思えば遠くに来たもんだ
帰路
数日続いた結婚式も終わりを告げ、日本人達は最後に市を訪れた。
思えば香辛料探索の旅は遥か彼方のガンダーラまで来てしまった。
商人は売れる物は全て売り、インド文化圏で使用出来る貨幣を全て放出させて買い付けた。
最後の大取引としてカシミール地方の代名詞でもある特産品のカシミヤ山羊から取れる毛糸をはじめセーター、マフラー、ショール、コート等の加工品に遠方から運び込まれたウール製品にトルコ帽にペルシャ絨毯と詰めるだけ船に詰め込む
船の個室や客室は蔵となった。
一部、船員の寝室まで詰め込んだが甲板まで荷物だらけになった。
商人
うっひゃー!ここまで派手に買うたんは初めてやな
最後に使い切れなかった小銭を船員達に「最後や、パーッとやって来なはれ!」と言って分けて渡すとみんな蜘蛛の子を散らす様に散って行った。
船上で一人でボーッと遥か彼方にある山々を見る。
女神様
あれ、世界で一番高い山だよ
商人
え?あの大っきいのでっか?
女神様
いや、あれは二番目に高いK2って山、その向こうに小ちゃく見えてるヤツ
商人
へー、富士山より大っきいやなぁ
女神様
どっちも富士山二個分よりあるよ
商人
二個分よりって・・ゴツいなぁ・・
・
・
女神様・・・おおきに、ほんまにおおきに
いつの間にか商人は手を合わせ静かに涙を流していた。
女神様
え?急に何w
商人
流石に女神様抜きでこんな所まで来られへんし、こんだけ遠方で歴史に残る様な大商いが出来たんは女神様有ってのもんです。

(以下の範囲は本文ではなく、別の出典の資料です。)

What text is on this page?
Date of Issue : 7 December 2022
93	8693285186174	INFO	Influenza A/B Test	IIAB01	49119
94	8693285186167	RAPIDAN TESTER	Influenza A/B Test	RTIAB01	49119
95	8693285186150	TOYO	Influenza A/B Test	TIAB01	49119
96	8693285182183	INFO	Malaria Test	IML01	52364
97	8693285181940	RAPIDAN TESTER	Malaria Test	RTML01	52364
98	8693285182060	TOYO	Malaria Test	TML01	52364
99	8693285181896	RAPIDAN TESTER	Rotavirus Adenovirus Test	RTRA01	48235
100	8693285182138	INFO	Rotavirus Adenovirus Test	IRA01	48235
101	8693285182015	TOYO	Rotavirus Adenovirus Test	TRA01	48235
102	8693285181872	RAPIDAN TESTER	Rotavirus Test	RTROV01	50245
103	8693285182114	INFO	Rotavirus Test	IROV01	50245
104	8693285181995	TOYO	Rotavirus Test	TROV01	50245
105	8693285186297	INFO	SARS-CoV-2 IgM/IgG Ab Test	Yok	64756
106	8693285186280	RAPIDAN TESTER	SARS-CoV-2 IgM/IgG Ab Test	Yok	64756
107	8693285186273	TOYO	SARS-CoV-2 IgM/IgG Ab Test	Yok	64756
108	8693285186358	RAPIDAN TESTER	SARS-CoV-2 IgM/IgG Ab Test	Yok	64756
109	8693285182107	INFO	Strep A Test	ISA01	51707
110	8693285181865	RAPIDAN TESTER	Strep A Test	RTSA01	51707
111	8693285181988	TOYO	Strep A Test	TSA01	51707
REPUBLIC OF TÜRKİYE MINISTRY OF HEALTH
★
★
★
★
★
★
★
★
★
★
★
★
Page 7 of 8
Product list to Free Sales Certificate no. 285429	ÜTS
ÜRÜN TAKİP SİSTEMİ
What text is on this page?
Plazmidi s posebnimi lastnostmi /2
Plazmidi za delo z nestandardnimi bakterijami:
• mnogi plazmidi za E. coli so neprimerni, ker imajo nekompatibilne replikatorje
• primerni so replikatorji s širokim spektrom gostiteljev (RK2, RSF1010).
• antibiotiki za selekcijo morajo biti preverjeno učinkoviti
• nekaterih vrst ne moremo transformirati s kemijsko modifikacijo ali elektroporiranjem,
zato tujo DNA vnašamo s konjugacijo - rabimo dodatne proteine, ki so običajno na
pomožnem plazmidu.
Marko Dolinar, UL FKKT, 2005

ひょっとして商いの神様も兼任してまっか?
女神様
料理神だって言ってんじゃん。
商いは「稲荷」とか「恵比寿」、「八栗の聖天」とかの管轄
まだ終わってねーし、帰るまでが遠足だからね。
商人
そやね!ほうですねw
いやー、ここまで奇跡と感動の連続で後は帰るだけっちゅー事で、しんみりしてもうたw
そうこう話し込んでると船員達が土産を手に戻って来出す。
女神様
へー、みんな酔っ払って来ると思ってたw
商人
ほう!勝負に出たなぁ、みんな、やるなぁ
流石はここまで遠洋航海を商船で来た船員達である。
確実に利のある品を手にしていた。
どうやら先ほどの小遣いプラス全財産をはたいた様だ。
ガンダーラ美術の彫刻・湾曲した刀剣で半月刀のシミター・中東の白い民族衣装のアバーヤやトーブ、カンドゥーラ等・ワニやアルマジロ剥製、そして船長がとんでもない物を持ってきた。
商人
嘘やろ、それはあかんて、船長!
船長
絶対儲かるって!頼んますって、お願いやから乗せてや!
全員が笑う中、最後に船長と生きたヒトコブラクダを乗せて出航準備が始まるのであった。